Lo primero que veo, desde mi sesgada visión fotográfica, es que el encuadre no es de los míos: exceso de aire, piernas cortadas y enfoque a la altura de los ojos. Yo hubiera bajado la cámara hasta un sutil contrapicado, eliminado el aire y perfilando la figura girando un poco a la izquierda. Bueno, es otro punto de vista. Lo miro otra vez y no sé si me molesta más el vacío de un espacio que, en sí es la clave del retrato, o el corte de las piernas por debajo de las rodillas – eso no lo aguanto- . No sé.
Mi contrapicado es gusto personal, claro, muy subjetivo. Me costó más descubrir que estaba más a gusto colocando la cámara 20 centímetros más abajo de la posición natural, que estudiar todos los aspectos técnicos de la máquina. Y cuando lo descubrí después de muchos años, se me abrió el campo de visión.
Estoy viendo el retrato desde la composición, vital para mis fotos, para todo. Considero el equilibrio de un conjunto dado, mucho más que buscar subrayar el objeto principal del mismo. Tanto es así que muchas veces sé que la foto es buena por la armonía que despliega el todo, y no tanto por el protagonista en sí. Puedes sacar la foto de un pato, un hombre, un maniquí, un río… pero la clave de estos elementos no está en ellos mismos sino en el entorno, visible o invisible.
En todo caso, estoy mezclando artes. Yo hablo de fotos y estoy viendo un cuadro, cosa muy distinta. Aunque ese cuadro muestre un retrato, digamos “realista”, palabra que me disgusta por falsa, ya que creo que la imagen, por buena que sea, rara veces desvela la realidad. La imagen, en el mejor de los casos, es el formato más exitoso para reducir lo real pretendiendo que lo plasma. Forma, sí es cierto, exitosa y compartible pero que en el fondo, no es más que la cáscara hueca de un boceto lejanísimo a “lo real”. En todo caso, el arte de la pintura, desde luego, puede acercarse más a lo real que la fotografía, aunque parezca lo contrario. Goya con cuatro rasgos tiene más acceso a la realidad de la Duquesa de Alba, o la familia real que Antonio López con su inflación hiperrealista, por ejemplo. Así mismo en sus “desastres de la guerra” se acerca mucho más a la realidad que cualquier tipo de documental cinematográfico que se hubiera podido hacer en directo. O Dalí, yéndonos a otro extremo, puede hacer entender “lo real” desde su intuición “surreal” más que todos los modernos juntos. En fin, son opiniones personales.
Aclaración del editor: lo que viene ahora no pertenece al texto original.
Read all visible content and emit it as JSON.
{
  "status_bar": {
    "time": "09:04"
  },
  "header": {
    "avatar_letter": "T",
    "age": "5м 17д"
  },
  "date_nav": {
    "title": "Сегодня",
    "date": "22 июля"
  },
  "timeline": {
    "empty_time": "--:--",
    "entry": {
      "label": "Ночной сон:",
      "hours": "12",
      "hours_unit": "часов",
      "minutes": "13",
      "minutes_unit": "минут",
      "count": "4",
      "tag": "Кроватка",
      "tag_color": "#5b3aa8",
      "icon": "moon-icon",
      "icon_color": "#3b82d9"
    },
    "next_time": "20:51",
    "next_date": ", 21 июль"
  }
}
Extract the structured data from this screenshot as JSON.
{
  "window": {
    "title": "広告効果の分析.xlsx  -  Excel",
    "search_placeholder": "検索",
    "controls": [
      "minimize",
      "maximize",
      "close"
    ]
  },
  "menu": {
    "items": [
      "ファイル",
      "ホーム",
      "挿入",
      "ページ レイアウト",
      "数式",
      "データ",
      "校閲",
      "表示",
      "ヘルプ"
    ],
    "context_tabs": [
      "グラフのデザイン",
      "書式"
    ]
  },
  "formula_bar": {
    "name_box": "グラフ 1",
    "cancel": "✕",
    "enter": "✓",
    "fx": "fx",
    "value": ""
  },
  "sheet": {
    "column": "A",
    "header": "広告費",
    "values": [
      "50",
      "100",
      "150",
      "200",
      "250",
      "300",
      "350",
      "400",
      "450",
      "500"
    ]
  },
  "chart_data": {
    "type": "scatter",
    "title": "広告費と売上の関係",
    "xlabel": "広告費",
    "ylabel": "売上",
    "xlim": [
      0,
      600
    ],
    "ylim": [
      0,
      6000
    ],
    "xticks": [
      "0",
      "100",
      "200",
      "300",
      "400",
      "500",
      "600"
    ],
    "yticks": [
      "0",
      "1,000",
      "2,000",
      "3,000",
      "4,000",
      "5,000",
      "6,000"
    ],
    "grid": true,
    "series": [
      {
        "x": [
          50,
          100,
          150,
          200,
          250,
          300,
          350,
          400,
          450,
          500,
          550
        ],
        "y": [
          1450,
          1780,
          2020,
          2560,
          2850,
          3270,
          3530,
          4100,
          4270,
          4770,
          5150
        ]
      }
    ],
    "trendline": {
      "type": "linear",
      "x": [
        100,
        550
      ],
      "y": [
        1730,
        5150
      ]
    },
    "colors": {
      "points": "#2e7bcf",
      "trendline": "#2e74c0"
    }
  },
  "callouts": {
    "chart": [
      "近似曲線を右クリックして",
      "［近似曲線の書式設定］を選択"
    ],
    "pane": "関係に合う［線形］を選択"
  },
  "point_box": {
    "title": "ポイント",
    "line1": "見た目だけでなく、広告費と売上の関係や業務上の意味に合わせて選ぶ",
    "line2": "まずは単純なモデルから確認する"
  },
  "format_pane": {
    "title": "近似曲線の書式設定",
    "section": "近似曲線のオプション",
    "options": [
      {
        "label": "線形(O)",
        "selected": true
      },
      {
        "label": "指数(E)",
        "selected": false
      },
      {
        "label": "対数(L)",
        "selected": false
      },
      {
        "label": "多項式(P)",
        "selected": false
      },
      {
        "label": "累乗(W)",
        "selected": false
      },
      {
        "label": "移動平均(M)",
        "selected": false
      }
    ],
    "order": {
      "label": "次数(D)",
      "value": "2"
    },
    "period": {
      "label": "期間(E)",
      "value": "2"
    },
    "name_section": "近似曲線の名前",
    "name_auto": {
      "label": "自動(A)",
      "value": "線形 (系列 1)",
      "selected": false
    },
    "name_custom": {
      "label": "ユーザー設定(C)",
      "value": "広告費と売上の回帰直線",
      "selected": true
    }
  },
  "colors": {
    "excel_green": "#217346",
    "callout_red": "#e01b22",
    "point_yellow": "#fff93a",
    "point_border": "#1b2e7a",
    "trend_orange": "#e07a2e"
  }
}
En todo caso el retrato más “real” que he visto fue en Roma, en la maravillosa galería Doria Panphili cuando, al cruzar una puerta, me topé con la mirada zorra de Inocencio X. Todavía estoy sobrecogido. Pero llegar a eso supone alcanzar un grado de psicología, vida, sabiduría, maestría, excelencia que sobrepasa el espíritu de lo humano. Por eso Velázquez es Velázquez.
Lo real, en todo caso, lo da más exactamente la palabra, no me cabe duda: al principio fue el verbo, al final será el verbo y entre medias aquí andamos, entre palabras y frases hechas. Nada más.
En todo caso, volvamos al cuadro. Felipe está sentado en una silla, preside una nada y no hay nada en su vestimenta que indique condición de estatus. Mira fijo, las manos sobre las rodillas sin anillos, y piernas mutiladas en una silla que podría ser de ruedas o cartón. Con esto ya se podría pensar algo, conceptual, claro: un rey que no lo parece que preside un reino que no hay desde una mutilación de silla estática cuya incomodidad reside en su posición forzada, de compromiso, vamos. Lo miro de nuevo y lo que menos me importa es la cara o el gesto. Bien pintado, sí, “muy propio” que diría mi tía Felisa. Me voy y dejo a un hombre forzado, atento e inadvertido de lo que el artista, con su encuadre, desvela aunque sea sin querer.